At Dens half-a-century ago, though, one team was more satisfied than the other as the hosts saw off their English guests with a 1-0 victory to christen their new lights.
At the time, the Dark Blues had been on a poor run of form in the league. A 3-0 home win over Partick Thistle four days earlier was just their second in nine matches.
Two goals from Hugh Robertson and one from Alan Cousin saw them past the Jags and set them up for the visit of the Reds.
Details of the friendly encounter itself are scarce in the history books with even the scorer of the game’s only goal up for debate.
It was a bizarre one and confusion lies in who caused the ball to drop over the line – Robertson or Liverpool goalie Bert Slater.
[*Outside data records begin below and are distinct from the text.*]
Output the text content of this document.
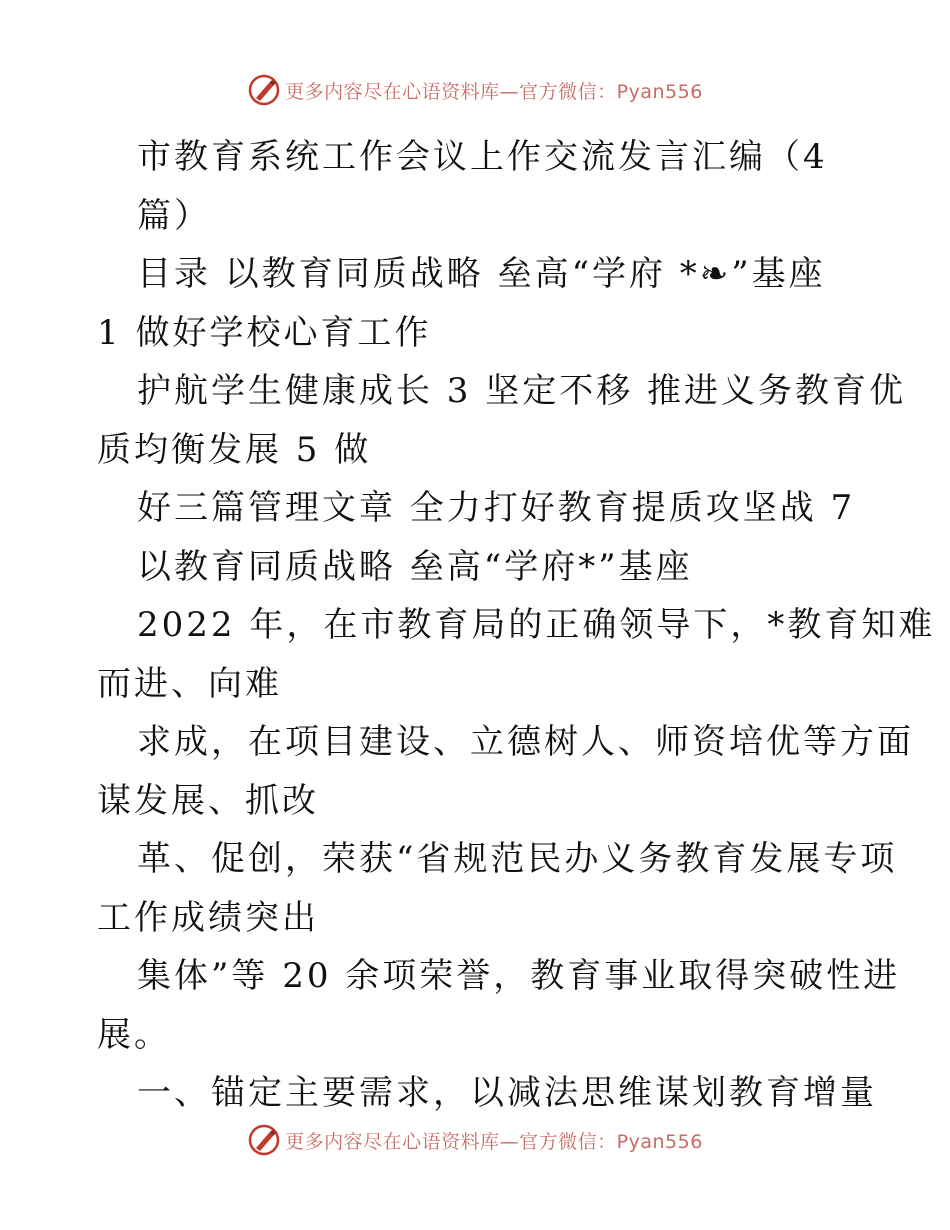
更多内容尽在心语资料库—官方微信：Pyan556
市教育系统工作会议上作交流发言汇编（4
篇）
目录 以教育同质战略 垒高“学府 *❧”基座
1 做好学校心育工作
护航学生健康成长 3 坚定不移 推进义务教育优
质均衡发展 5 做
好三篇管理文章 全力打好教育提质攻坚战 7
以教育同质战略 垒高“学府*”基座
2022 年，在市教育局的正确领导下，*教育知难
而进、向难
求成，在项目建设、立德树人、师资培优等方面
谋发展、抓改
革、促创，荣获“省规范民办义务教育发展专项
工作成绩突出
集体”等 20 余项荣誉，教育事业取得突破性进
展。
一、锚定主要需求，以减法思维谋划教育增量
更多内容尽在心语资料库—官方微信：Pyan556
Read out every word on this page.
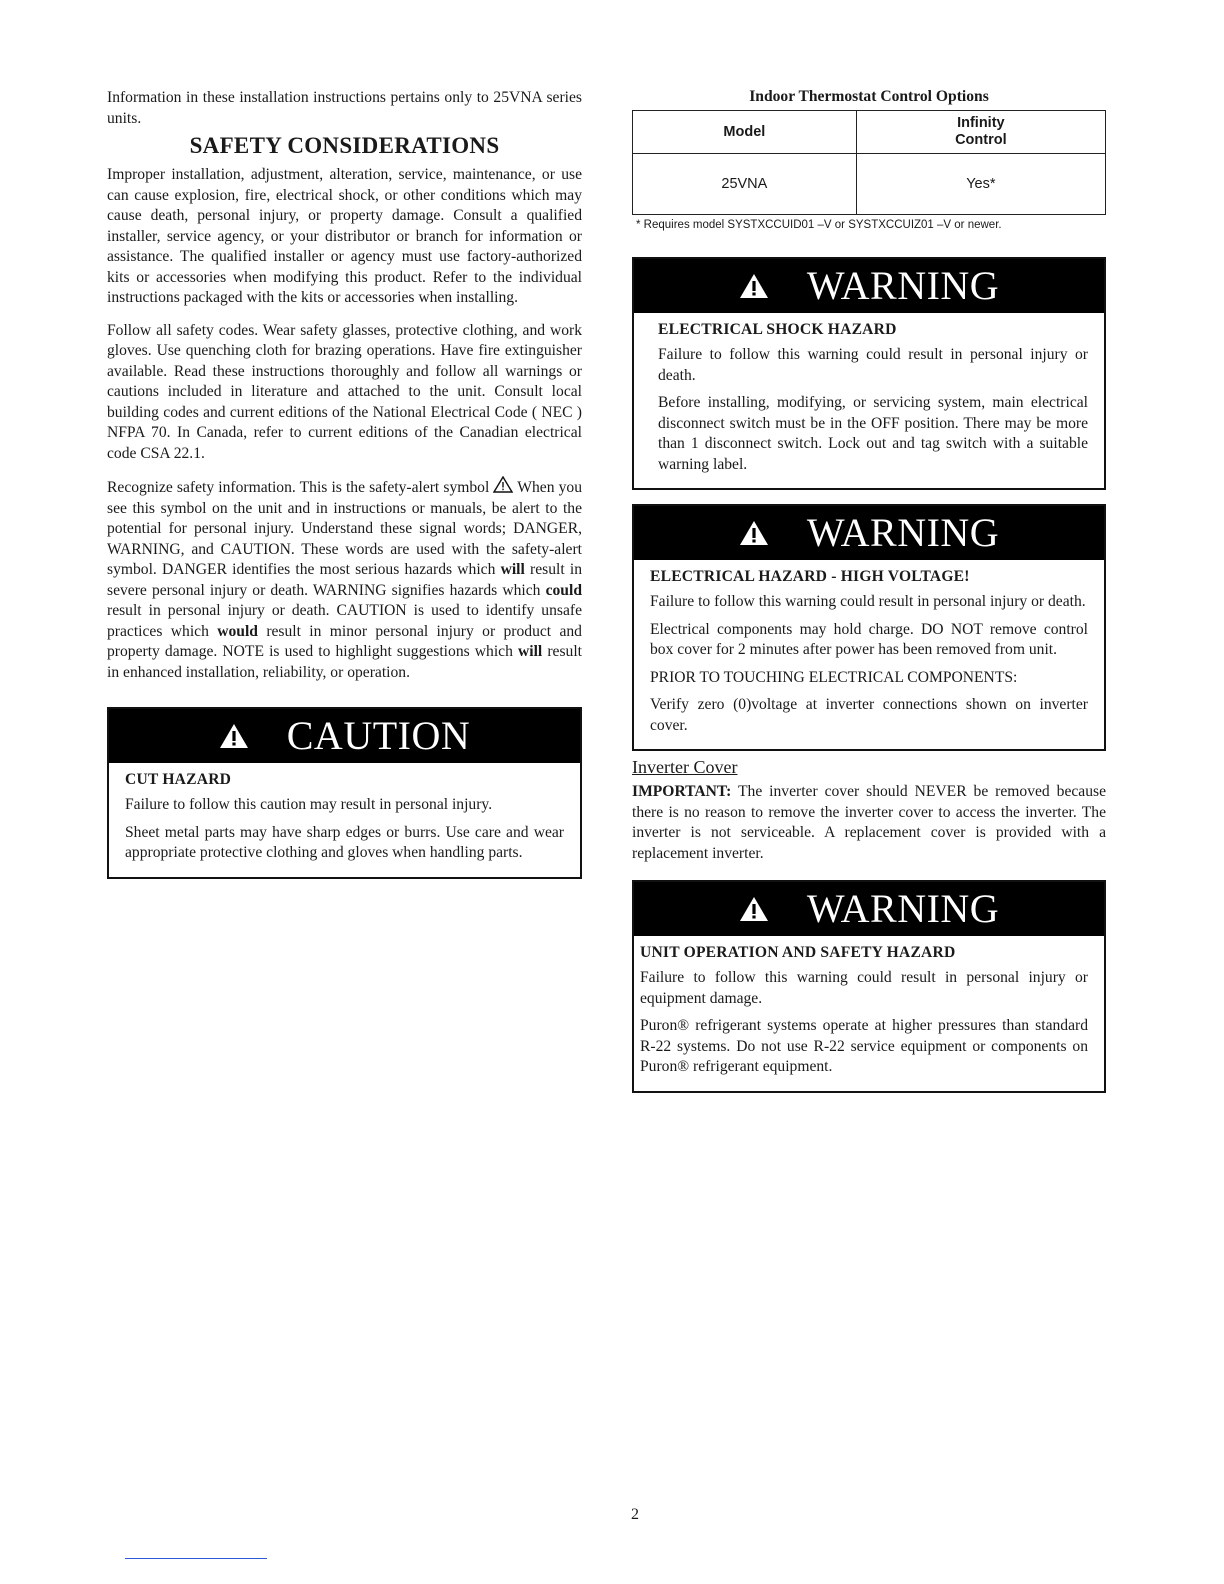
Information in these installation instructions pertains only to 25VNA series units.

SAFETY CONSIDERATIONS

Improper installation, adjustment, alteration, service, maintenance, or use can cause explosion, fire, electrical shock, or other conditions which may cause death, personal injury, or property damage. Consult a qualified installer, service agency, or your distributor or branch for information or assistance. The qualified installer or agency must use factory-authorized kits or accessories when modifying this product. Refer to the individual instructions packaged with the kits or accessories when installing.

Follow all safety codes. Wear safety glasses, protective clothing, and work gloves. Use quenching cloth for brazing operations. Have fire extinguisher available. Read these instructions thoroughly and follow all warnings or cautions included in literature and attached to the unit. Consult local building codes and current editions of the National Electrical Code ( NEC ) NFPA 70. In Canada, refer to current editions of the Canadian electrical code CSA 22.1.

Recognize safety information. This is the safety-alert symbol  When you see this symbol on the unit and in instructions or manuals, be alert to the potential for personal injury. Understand these signal words; DANGER, WARNING, and CAUTION. These words are used with the safety-alert symbol. DANGER identifies the most serious hazards which will result in severe personal injury or death. WARNING signifies hazards which could result in personal injury or death. CAUTION is used to identify unsafe practices which would result in minor personal injury or product and property damage. NOTE is used to highlight suggestions which will result in enhanced installation, reliability, or operation.

CAUTION
CUT HAZARD

Failure to follow this caution may result in personal injury.

Sheet metal parts may have sharp edges or burrs. Use care and wear appropriate protective clothing and gloves when handling parts.

Indoor Thermostat Control Options
Model	Infinity
Control
25VNA	Yes*
* Requires model SYSTXCCUID01 –V or SYSTXCCUIZ01 –V or newer.
WARNING
ELECTRICAL SHOCK HAZARD

Failure to follow this warning could result in personal injury or death.

Before installing, modifying, or servicing system, main electrical disconnect switch must be in the OFF position. There may be more than 1 disconnect switch. Lock out and tag switch with a suitable warning label.

WARNING
ELECTRICAL HAZARD - HIGH VOLTAGE!

Failure to follow this warning could result in personal injury or death.

Electrical components may hold charge. DO NOT remove control box cover for 2 minutes after power has been removed from unit.

PRIOR TO TOUCHING ELECTRICAL COMPONENTS:

Verify zero (0)voltage at inverter connections shown on inverter cover.

Inverter Cover

IMPORTANT: The inverter cover should NEVER be removed because there is no reason to remove the inverter cover to access the inverter. The inverter is not serviceable. A replacement cover is provided with a replacement inverter.

WARNING
UNIT OPERATION AND SAFETY HAZARD

Failure to follow this warning could result in personal injury or equipment damage.

Puron® refrigerant systems operate at higher pressures than standard R-22 systems. Do not use R-22 service equipment or components on Puron® refrigerant equipment.

2
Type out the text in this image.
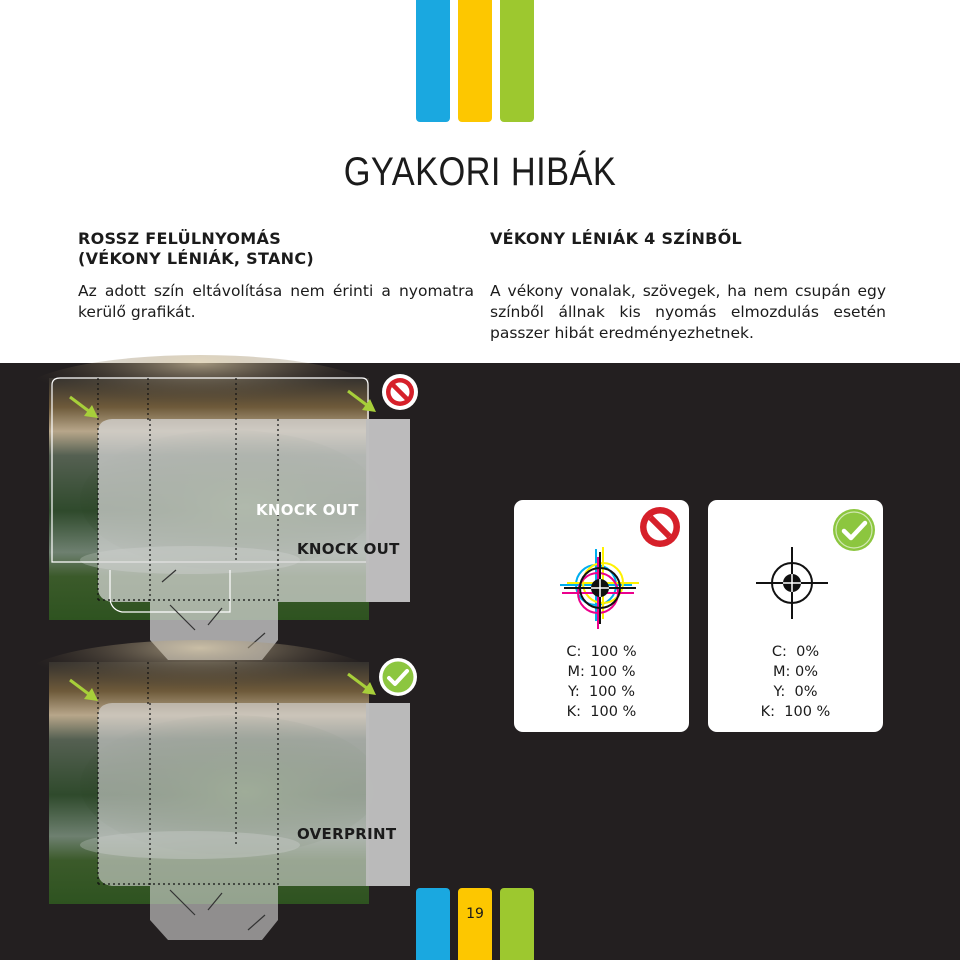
GYAKORI HIBÁK
ROSSZ FELÜLNYOMÁS
(VÉKONY LÉNIÁK, STANC)
Az adott szín eltávolítása nem érinti a nyomatra
kerülő grafikát.
VÉKONY LÉNIÁK 4 SZÍNBŐL
A vékony vonalak, szövegek, ha nem csupán egy
színből állnak kis nyomás elmozdulás esetén
passzer hibát eredményezhetnek.
KNOCK OUT
KNOCK OUT
OVERPRINT
C:  100 %
M: 100 %
Y:  100 %
K:  100 %
C:  0%
M: 0%
Y:  0%
K:  100 %
19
What is clear is that a Robertson corner ended up in the Liverpool net; in some records it is credited as a Robertson goal while others call it a Slater own goal.
Slater would go on to be a well-kent face at Dens later in his career.
Having kept goal for Bob Shankly’s Falkirk, he was snapped up again by the Dundee boss when leaving the Reds, taking Pat Liney’s place at Dens shortly after the 62 title win.
Slater had been keen to stay and fight for his Liverpool place as they moved up to the First Division but was told he was behind even the U/12 goalie in the Anfield pecking order by Bill.
That wouldn’t stop him starring in the Dark Blues’ run to the European Cup semi-final in 1963, however.
On the night in question 60 years ago, much of the 12,000-strong crowd weren’t too fussed whose goal it was, however, as older brother Bob got the better of Bill on home turf. The younger Shankly would go on to surpass his sibling in the list of the game’s greatest managers in the long run.
That Dundee side, though, were on the brink of greatness themselves.
They went unbeaten in the next six to finish the season in fourth before a certain Alan Gilzean came to prominence the following campaign as Bob Shankly built towards Dundee’s only top-flight title in 1961-62 and subsequent European adventure.
Dundee: Liney, Hamilton, Cox, Ure, Smith, Cowie (sub Henderson), McGeachie, Penman, Waddell (sub Gilzean), Cousin, Robertson.
Liverpool: Slater, Molyneux, Byrne, White, Leishman, Morrissey, Wheeler, Harrower, A Court, Hickson, Hunt.